が、その日真由が『バイバイ』と言った時、確かに二人がどことなく似ているような気がした。そして、その似ているという感覚と同時に思い出したことがあった。
それは、坂本が生徒会室に初めてきたあの日、直人に『道着姿が見たかったら道場に来れば良い』と言ったことだった。

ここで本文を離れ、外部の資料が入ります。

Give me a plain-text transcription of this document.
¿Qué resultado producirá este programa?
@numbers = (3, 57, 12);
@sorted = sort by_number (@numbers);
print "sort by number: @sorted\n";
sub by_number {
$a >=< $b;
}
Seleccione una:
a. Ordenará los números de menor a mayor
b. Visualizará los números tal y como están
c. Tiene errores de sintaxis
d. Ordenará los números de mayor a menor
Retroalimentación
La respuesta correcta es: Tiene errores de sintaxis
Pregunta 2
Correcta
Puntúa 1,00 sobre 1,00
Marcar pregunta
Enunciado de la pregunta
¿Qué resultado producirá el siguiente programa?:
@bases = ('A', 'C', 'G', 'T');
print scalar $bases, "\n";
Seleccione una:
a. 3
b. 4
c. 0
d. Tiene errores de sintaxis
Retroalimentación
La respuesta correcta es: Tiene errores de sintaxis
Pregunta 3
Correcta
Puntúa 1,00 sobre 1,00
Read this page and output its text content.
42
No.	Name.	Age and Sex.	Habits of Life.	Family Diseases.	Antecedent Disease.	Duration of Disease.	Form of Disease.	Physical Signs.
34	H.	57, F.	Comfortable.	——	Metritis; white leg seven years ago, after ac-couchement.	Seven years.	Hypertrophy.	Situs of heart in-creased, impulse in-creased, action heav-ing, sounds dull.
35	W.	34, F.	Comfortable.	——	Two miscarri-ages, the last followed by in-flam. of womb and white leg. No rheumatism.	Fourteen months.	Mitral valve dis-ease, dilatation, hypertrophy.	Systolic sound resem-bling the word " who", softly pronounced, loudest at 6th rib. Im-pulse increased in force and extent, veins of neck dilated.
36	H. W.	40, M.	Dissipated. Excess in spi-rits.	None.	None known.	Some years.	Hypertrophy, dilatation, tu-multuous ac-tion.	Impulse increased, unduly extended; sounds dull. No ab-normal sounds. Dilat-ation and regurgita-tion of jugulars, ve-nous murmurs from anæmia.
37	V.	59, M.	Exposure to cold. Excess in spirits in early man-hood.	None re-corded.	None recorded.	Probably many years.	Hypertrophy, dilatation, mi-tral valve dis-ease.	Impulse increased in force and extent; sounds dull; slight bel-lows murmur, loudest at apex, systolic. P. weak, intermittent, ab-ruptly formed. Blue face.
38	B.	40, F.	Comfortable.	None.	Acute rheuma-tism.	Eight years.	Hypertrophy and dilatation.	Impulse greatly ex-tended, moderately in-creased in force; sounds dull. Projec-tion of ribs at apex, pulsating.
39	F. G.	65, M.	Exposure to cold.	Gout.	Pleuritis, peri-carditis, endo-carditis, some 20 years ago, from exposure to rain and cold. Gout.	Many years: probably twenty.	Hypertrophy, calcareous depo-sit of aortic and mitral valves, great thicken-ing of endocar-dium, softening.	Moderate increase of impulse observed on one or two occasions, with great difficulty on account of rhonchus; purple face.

正確には『道着姿が見たかったら、道場へ行け』という追い払い文句だったのだが、直人の中では聞いた瞬間から、自分に都合良く、『来い』と言われたように変換されていた。
「坂本さん」
直人は真由を呼び止めた。
「何?」
「今から、部活?」
「そう」
「一緒に行ってもいい?」
「え?」
真由は少し驚いて目を丸くしたが、次の直人の言葉に笑った。
「ほら…方向音痴だから、連れて行ってもらわないと」
真由と並んで歩く。
「お兄ちゃん、見たいって言ったら来てもいいって言ったの?ほんとに?」
「うん」
真由が直人を見上げる。30センチ近く身長差がある。
「でも、急に武田くんが道場にいたら、正直変だよ」
直人はやっぱり、と思ったがニコニコして言った。
「それはね。でもまあ、とにかくちょっと行ってみたい」
真由と一緒に道場の近くまで行って、たまたまでもいいから遠目にでも坂本を見ることができたら、直人にとっては合格ラインだった。
「剣道部、入部する?」
真由が直人に訊いてきた。
「ううん、今から部活に入ったりしないよ」
「背が高いと有利だよ」
「そうなの?」
「うん。私、もうちょっと背が高いと良かったなって思う時がある」
真由は羨ましそうに直人を見上げた。
「へえ…」
「…で、剣道部入る?」
「いや」
二人でふふふふと笑い合う。
「なんでそんなに入部させたがるんだよ」
「剣道人口増やさないと。ね?」
「ね、じゃないだろ」
「いつからでもできるよ」
「いや、いいよ」
坂本兄弟が小学校入学前から近所の道場に通っていて、地域でも知らないものはいない状態であることはリサーチ済みだ。
「坂本さん、強いんでしょ?」
「え?私?お兄ちゃん?」
「二人とも」
真由はふふふと笑ってはぐらかす。何故はぐらかされたのかは、直人には分からなかった。
ふと道場の方へ目をやると、入り口近くに、坂本がいるのが見えた。